The Half Moon has existed as a live venue since the early 60s. The Police, U2 and Van Morrison have all reportedly played there and it’s rumoured that once upon a time even Frank Sinatra popped in for a jam after a show.
Robert Harrison took over the venue in 2006. He’d worked in bars and venues since the early 90s and after starting out at the Tea Rooms Des Artiste in Clapham opened The Dogstar – often regarded as the first DJ Bar – in Brixton in 1995.
Since taking over, Harrison has transformed The Half Moon in terms of both a pub and as a live venue.

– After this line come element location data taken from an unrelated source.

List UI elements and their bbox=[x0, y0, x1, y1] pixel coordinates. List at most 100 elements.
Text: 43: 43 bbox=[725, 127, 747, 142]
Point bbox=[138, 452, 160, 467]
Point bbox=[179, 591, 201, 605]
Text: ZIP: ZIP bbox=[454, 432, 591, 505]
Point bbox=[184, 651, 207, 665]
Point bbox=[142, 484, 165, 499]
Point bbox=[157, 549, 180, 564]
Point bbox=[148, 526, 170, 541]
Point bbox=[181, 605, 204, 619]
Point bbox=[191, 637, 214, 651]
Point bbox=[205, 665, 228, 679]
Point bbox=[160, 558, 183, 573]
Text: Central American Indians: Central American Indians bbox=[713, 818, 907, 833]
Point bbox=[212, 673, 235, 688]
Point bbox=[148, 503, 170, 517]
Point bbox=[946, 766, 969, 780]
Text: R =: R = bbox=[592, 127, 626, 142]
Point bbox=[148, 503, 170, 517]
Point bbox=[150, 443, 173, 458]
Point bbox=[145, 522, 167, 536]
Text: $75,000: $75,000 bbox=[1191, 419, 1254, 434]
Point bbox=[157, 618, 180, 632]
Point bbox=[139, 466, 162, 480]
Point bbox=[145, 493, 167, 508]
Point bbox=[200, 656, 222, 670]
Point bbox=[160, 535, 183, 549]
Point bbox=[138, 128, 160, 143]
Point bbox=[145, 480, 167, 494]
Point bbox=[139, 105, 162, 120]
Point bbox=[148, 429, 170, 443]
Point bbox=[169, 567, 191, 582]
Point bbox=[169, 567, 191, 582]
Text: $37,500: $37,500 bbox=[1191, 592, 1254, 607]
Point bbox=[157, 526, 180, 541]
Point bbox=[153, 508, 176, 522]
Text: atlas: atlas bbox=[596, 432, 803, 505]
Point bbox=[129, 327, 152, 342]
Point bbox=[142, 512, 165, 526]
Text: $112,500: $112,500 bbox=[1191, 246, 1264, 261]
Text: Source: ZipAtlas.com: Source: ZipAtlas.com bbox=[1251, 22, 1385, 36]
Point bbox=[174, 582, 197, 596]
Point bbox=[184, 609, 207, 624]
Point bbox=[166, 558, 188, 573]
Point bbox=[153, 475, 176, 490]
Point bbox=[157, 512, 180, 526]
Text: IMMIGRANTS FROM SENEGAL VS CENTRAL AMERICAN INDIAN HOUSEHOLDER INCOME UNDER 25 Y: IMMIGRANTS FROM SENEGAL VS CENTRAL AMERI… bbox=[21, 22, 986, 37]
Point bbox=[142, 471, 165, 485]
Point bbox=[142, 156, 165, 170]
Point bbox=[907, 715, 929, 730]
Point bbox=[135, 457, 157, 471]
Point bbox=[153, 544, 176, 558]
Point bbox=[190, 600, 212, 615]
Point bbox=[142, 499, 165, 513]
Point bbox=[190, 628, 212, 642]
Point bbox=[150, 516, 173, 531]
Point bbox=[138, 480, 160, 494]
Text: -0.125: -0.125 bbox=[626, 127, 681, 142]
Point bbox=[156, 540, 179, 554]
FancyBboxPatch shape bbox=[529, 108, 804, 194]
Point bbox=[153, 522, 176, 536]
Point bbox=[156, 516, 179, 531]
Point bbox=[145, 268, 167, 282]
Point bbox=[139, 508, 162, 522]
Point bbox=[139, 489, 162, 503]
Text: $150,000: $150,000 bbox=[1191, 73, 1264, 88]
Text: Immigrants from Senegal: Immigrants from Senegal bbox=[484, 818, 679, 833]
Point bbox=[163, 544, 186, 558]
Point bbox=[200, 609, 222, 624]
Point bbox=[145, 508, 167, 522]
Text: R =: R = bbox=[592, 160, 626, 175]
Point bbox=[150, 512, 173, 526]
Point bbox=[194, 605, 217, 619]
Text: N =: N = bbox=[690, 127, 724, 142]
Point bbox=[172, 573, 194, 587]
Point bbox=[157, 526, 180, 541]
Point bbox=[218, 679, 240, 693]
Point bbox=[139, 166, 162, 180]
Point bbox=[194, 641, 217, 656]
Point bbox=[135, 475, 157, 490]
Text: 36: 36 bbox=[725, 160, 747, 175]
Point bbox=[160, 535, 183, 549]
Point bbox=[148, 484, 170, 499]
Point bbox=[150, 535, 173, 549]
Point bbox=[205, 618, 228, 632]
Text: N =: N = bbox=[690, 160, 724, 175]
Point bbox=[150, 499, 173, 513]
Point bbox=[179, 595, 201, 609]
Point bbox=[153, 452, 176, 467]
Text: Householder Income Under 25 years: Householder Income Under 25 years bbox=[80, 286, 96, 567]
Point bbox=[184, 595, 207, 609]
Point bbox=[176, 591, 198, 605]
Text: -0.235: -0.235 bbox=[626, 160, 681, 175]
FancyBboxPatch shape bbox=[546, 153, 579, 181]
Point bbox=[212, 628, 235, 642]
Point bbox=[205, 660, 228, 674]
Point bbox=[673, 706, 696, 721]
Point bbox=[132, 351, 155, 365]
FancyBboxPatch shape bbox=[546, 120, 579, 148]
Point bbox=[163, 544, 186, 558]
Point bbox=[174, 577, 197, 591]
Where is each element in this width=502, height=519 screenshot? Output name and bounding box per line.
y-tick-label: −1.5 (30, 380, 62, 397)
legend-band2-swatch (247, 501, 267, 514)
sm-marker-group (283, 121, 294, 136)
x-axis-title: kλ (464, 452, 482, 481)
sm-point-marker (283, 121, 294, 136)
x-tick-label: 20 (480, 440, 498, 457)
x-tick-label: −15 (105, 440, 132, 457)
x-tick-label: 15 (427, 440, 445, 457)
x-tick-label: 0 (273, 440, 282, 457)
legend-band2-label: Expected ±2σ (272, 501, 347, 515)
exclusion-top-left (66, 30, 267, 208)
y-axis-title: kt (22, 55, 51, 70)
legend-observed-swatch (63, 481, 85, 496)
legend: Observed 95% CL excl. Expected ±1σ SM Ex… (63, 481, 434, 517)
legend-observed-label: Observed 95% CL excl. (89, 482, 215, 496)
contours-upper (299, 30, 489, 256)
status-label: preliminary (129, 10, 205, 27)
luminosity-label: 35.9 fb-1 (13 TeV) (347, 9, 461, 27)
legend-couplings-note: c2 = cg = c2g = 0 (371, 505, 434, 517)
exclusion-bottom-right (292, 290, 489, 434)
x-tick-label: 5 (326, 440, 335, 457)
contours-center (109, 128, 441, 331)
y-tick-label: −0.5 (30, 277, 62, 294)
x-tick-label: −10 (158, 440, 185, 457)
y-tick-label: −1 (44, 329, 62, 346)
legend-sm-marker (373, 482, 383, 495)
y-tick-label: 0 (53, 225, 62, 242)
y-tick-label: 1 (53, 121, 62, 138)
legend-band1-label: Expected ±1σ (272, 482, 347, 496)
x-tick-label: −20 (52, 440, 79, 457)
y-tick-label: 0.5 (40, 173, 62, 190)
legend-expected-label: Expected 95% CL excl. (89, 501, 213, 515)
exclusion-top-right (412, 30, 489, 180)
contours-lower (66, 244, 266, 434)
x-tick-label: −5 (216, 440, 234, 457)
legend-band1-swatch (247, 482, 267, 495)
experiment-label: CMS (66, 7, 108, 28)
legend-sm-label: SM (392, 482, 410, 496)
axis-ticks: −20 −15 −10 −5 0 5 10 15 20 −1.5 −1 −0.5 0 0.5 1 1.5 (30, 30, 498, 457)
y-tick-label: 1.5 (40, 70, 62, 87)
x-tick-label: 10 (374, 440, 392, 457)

Though the building always had an impressively grand exterior – all the stained-glass finery of a traditional Victorian pub – the interior was in need of a makeover.
Nowadays the bar area is immaculate, with polished wood floors and ornate detail that includes chandeliers, gilding and stained glass as well as a host of other period features.
And the refurbished stage area means The Half Moon is a decent sized venue too. A back room off one of the main bar areas, it has a capacity of around 200 but has the kind of intimate feel that means it wouldn’t feel empty with a much smaller crowd.
And with good PA and lighting systems and great acoustics, the venue is starting to attract more and more credible bands and a few regular monthly nights too.
“It’s a lovely surprise in the back room of a pub,” says Harrison. “It works with 200 or 20. It doesn’t shout or blow it’s own trumpet, but when it does it sounds sweet.”
And what have been the highlights of the live stuff so far? “Tymonn Dogg was a revelation to me,” he says, “not knowing anything about him before he played.
“Miss Paloma Faith was fabulous too. But the best so far for me has to be Turin Brakes in 2006. It was packed to the rafters and and they were an excellent live band.”
One of the new regular nights at The Half Moon is Feeding Time. Held on the last Saturday of each month by Rod and Jake from Dazed and Confused Magazine, it’s a cutting-edge indie/electro showcase that is gaining in popularity and developing a reputation for good music (recent acts to appear include John and Jehn and Let’s Wrestle) and a good crowd. Added to this there’s Folk At The Moon on a Friday – a monthly indie-folk night which has seen Indigo Moss play recently – and regular open mic sessions.
With such a thriving calendar of events and regular flow of great music, you’d think Robert Harrison would be jubilant about the future of The Half Moon, but as an experienced pro it seems he doesn’t take anything for granted…
“The pub is a listed building,” he tells me. “So they won’t be building flats anytime soon.
“However the economy is struggling and London is such an expensive city to live in, I worry that we will loose much of the vibrancy and creativity that we have seen in the past.
“Young people will be forced to move further out of London. You only have to look at the Kings Road to see how corporate we are getting; I don’t see anyone doing anything to challenge this trend. “I remember when I was in Brixton, there was always so much going on… parties every weekend, it doesn’t seem the case now. Maybe I’m getting old.”